Operating Code for Standing Committee on Documents of Governance

 

 

General Duties

  1. The Documents of Governance Committee is a standing committee of the Academy appointed to conform to the provisions set forth in the By-Laws, Article IX, Section 5(c).
  2. The Committee shall consist of three Fellows.
  3. The Chair is the immediate Past-President (i.e. the year following the term as Past-President).
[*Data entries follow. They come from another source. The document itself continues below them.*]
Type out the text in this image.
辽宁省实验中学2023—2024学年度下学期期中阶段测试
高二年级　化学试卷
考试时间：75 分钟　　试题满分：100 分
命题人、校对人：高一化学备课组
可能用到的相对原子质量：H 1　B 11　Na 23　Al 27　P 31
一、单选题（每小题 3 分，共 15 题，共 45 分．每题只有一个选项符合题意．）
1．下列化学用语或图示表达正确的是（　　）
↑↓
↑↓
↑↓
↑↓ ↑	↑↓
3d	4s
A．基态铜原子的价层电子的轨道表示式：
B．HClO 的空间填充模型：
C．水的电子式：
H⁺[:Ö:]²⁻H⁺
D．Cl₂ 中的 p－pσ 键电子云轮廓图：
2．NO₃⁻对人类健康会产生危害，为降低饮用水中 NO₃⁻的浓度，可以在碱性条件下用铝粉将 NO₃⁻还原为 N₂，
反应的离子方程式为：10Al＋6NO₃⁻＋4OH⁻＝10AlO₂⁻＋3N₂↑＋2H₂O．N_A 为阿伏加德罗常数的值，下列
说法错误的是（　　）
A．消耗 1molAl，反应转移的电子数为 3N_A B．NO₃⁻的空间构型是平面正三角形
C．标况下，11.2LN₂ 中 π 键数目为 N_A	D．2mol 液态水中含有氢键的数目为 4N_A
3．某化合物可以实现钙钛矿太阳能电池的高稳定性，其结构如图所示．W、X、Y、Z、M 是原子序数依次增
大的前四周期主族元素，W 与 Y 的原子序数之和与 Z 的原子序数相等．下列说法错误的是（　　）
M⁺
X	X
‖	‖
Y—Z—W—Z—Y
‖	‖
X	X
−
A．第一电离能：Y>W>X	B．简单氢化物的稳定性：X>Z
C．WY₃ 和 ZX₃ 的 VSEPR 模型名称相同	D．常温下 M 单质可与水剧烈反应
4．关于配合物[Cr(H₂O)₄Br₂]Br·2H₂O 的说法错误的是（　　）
The two other Committee members are appointed by the President.
  4. The Articles of Incorporation may be amended only by mail or electronic vote of Active Fellows following the submission of the proposed amendment in writing at least 30 days prior to the Annual Meeting to Active Fellows and subsequent discussion at the Annual Meeting.
  5. The By-Laws of the Constitution may be amended by vote at the Annual Meeting following submission of the proposal to the membership in writing 30 days in advance of the meeting or by email vote following the discussion of the proposed change at the Annual Meeting.
  6. The two primary duties of this Committee relate to issues involving amendments and changes to the Articles of Incorporation and the By-Laws.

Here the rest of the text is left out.